«Sem fé, ouso pensar a vida como uma errância absurda a caminho da morte certa.»
Stig Dagerman, A Nossa Necessidade de Consolo É Impossível de Satisfazer (póstumo, 1955)
Tantas vezes me ocorreu semelhante desesperação. A morte é certa, o nada, também. Mas absurda a vida, mesmo sem deuses?
A inexistência de Deus é para mim uma evidência. Que fazemos parte de algo que não conhecemos e ainda menos dominamos, também não oferece dúvidas. Donde vimos? Não sabemos. E a existência de uma entidade operosa é isso sim, um absurdo primitivo.

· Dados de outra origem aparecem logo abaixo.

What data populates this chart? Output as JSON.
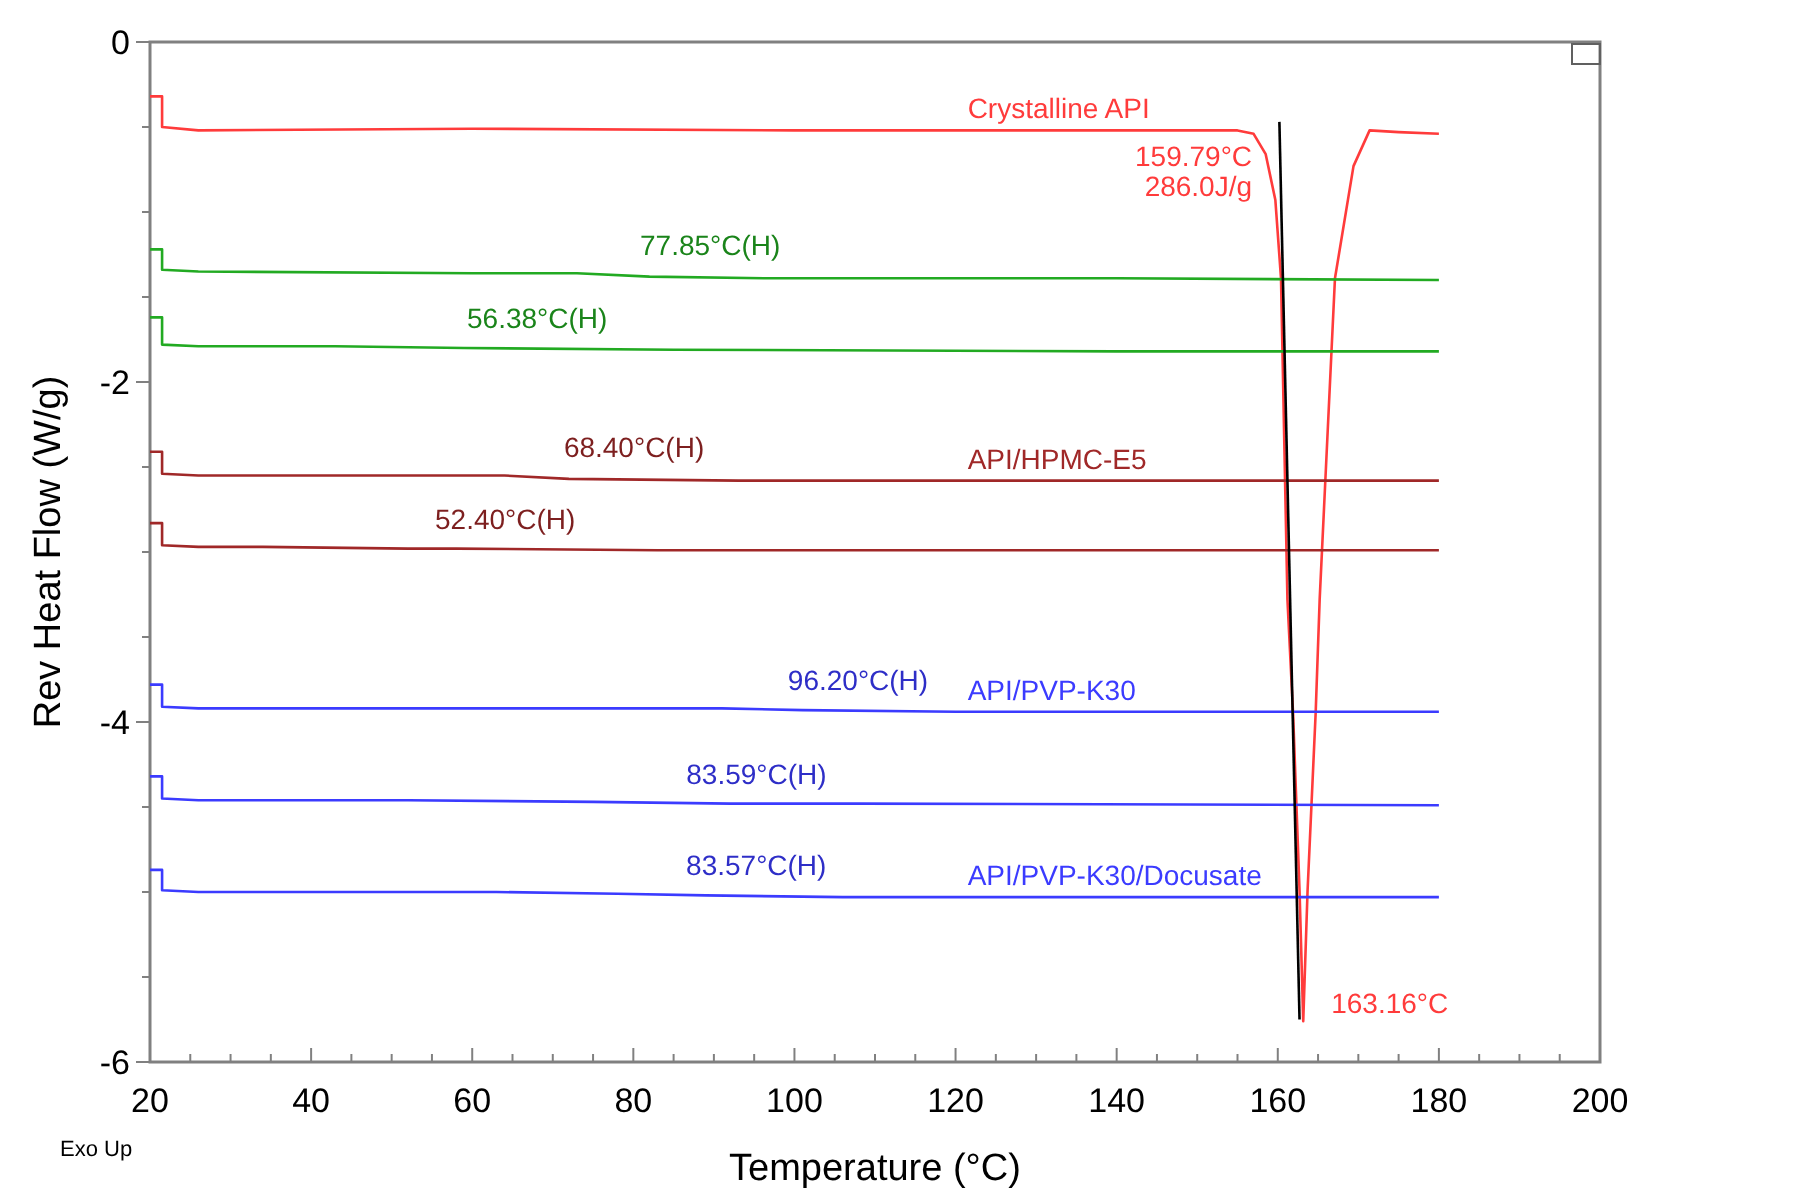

(O que distingue os lencinhos brancos acenados a um boneco em Fátima da prostração diante de qualquer manipanso aborígene? Nada. Pelo contrário, assemelham-se pateticamente na expressão da impotência e do pavor da morte).
Para que serve, então, viver. Existimos para a morte? Isso sim, é um absurdo com que nunca me conformei. Dispor da faculdade de existir, ao contrário de biliões potenciais seres humanos que nunca o lograram, já é consolo suficiente., creio eu. A não ser que sejamos um dos desgraçados cuja existência foi um longo e interminável calvário, do berço à cova, um desses "bobos da vida" de que fala Edgar Lee Masters num poema, a quem só a morta igualitária fará com que venha a sentir-se um homem como os demais. Mesmo no infortúnio, e não há maior do que a morte dos que nos são queridos, a vida compensa-nos -- a não ser que os que deveriam morrer depois de nós desapareçam primeiro. E mesmo aí, havendo descendentes, a sua presença nestes se reflecte.

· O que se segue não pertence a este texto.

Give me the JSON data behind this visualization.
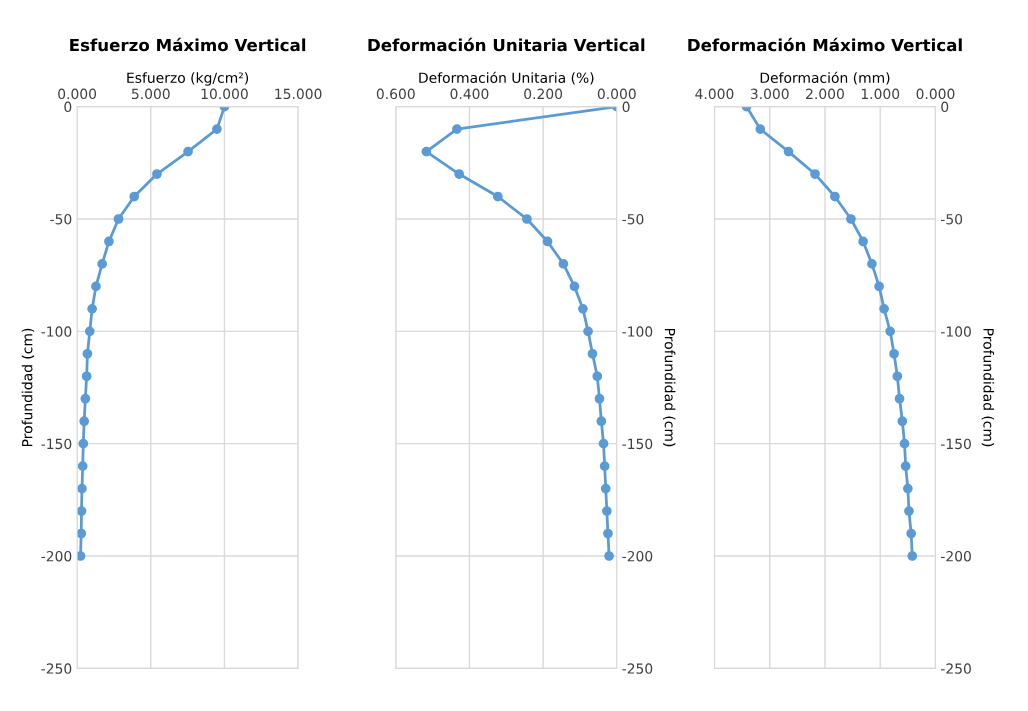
{
  "chart_data": [
    {
      "type": "line",
      "title": "Esfuerzo Máximo Vertical",
      "xlabel": "Esfuerzo (kg/cm²)",
      "ylabel": "Profundidad (cm)",
      "xlim": [
        0,
        15
      ],
      "xticks": [
        {
          "value": 0,
          "label": "0.000"
        },
        {
          "value": 5,
          "label": "5.000"
        },
        {
          "value": 10,
          "label": "10.000"
        },
        {
          "value": 15,
          "label": "15.000"
        }
      ],
      "ylim": [
        -250,
        0
      ],
      "yticks": [
        0,
        -50,
        -100,
        -150,
        -200,
        -250
      ],
      "grid": true,
      "marker": "circle",
      "line_style": "solid",
      "series": [
        {
          "color": "#5b9bd5",
          "x": [
            10.0,
            9.49,
            7.53,
            5.42,
            3.88,
            2.81,
            2.16,
            1.7,
            1.28,
            1.02,
            0.86,
            0.7,
            0.65,
            0.56,
            0.48,
            0.42,
            0.38,
            0.33,
            0.3,
            0.28,
            0.23
          ],
          "values": [
            0,
            -10,
            -20,
            -30,
            -40,
            -50,
            -60,
            -70,
            -80,
            -90,
            -100,
            -110,
            -120,
            -130,
            -140,
            -150,
            -160,
            -170,
            -180,
            -190,
            -200
          ]
        }
      ]
    },
    {
      "type": "line",
      "title": "Deformación Unitaria Vertical",
      "xlabel": "Deformación Unitaria (%)",
      "ylabel": "Profundidad (cm)",
      "xlim": [
        0.6,
        0
      ],
      "xticks": [
        {
          "value": 0.6,
          "label": "0.600"
        },
        {
          "value": 0.4,
          "label": "0.400"
        },
        {
          "value": 0.2,
          "label": "0.200"
        },
        {
          "value": 0,
          "label": "0.000"
        }
      ],
      "ylim": [
        -250,
        0
      ],
      "yticks": [
        0,
        -50,
        -100,
        -150,
        -200,
        -250
      ],
      "grid": true,
      "marker": "circle",
      "line_style": "solid",
      "series": [
        {
          "color": "#5b9bd5",
          "x": [
            0,
            0.434,
            0.517,
            0.428,
            0.323,
            0.244,
            0.188,
            0.145,
            0.115,
            0.092,
            0.078,
            0.066,
            0.053,
            0.047,
            0.042,
            0.036,
            0.033,
            0.03,
            0.027,
            0.024,
            0.021
          ],
          "values": [
            0,
            -10,
            -20,
            -30,
            -40,
            -50,
            -60,
            -70,
            -80,
            -90,
            -100,
            -110,
            -120,
            -130,
            -140,
            -150,
            -160,
            -170,
            -180,
            -190,
            -200
          ]
        }
      ]
    },
    {
      "type": "line",
      "title": "Deformación Máximo Vertical",
      "xlabel": "Deformación (mm)",
      "ylabel": "Profundidad (cm)",
      "xlim": [
        4,
        0
      ],
      "xticks": [
        {
          "value": 4,
          "label": "4.000"
        },
        {
          "value": 3,
          "label": "3.000"
        },
        {
          "value": 2,
          "label": "2.000"
        },
        {
          "value": 1,
          "label": "1.000"
        },
        {
          "value": 0,
          "label": "0.000"
        }
      ],
      "ylim": [
        -250,
        0
      ],
      "yticks": [
        0,
        -50,
        -100,
        -150,
        -200,
        -250
      ],
      "grid": true,
      "marker": "circle",
      "line_style": "solid",
      "series": [
        {
          "color": "#5b9bd5",
          "x": [
            3.42,
            3.17,
            2.66,
            2.18,
            1.82,
            1.53,
            1.31,
            1.15,
            1.02,
            0.93,
            0.82,
            0.75,
            0.69,
            0.65,
            0.6,
            0.56,
            0.54,
            0.5,
            0.48,
            0.44,
            0.42
          ],
          "values": [
            0,
            -10,
            -20,
            -30,
            -40,
            -50,
            -60,
            -70,
            -80,
            -90,
            -100,
            -110,
            -120,
            -130,
            -140,
            -150,
            -160,
            -170,
            -180,
            -190,
            -200
          ]
        }
      ]
    }
  ]
}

Mas não há errância absurda quando a vida tem um sentido, e esse é o de existirmos para os outros. Tornar a vida dos outros melhor, retirar ao absurdo da existência o quinhão de desesperança que ela comporta, e isso está ao alcance de qualquer um, varredor de rua ou poeta, cirurgião ou empregado de mesa. Claro que esta estética, esta ética do quotidiano não está nas mãos dos bobos da vida, das vítimas constantes de abusos de outro tipo, ou dos que morreram demasiado cedo, por doença implacável, capricho da Natureza ou vítimas da escória humana, como os inocentes chacinados em Bagdade por causa das armas de destruição maciça que todos sabíamos não existirem.
Quanto a esta escória humana, traficantes de toda a espécie, dos passadores de carne humana aos ratos dos mercados financeiros, cujo fim existencial é gerar mais dinheiro sobre dinheiro, marimbando-se para os demais, incluindo os próprios descendentes, a quantos almejam dominar, manipular e servir-se do próximo, aos predadores e necrófagos sociais, não há melhor sentido para a vida do que contribuir para neutralizá-los, nem melhor consolo que travar esse combate, à escala e nas possibilidades de cada um.
A morte já é fatalidade suficientemente dura para que não se lute por uma civilização do Amor, por quimérica que ela nos surja. E essa luta começa dentro de nós, domesticando o animal.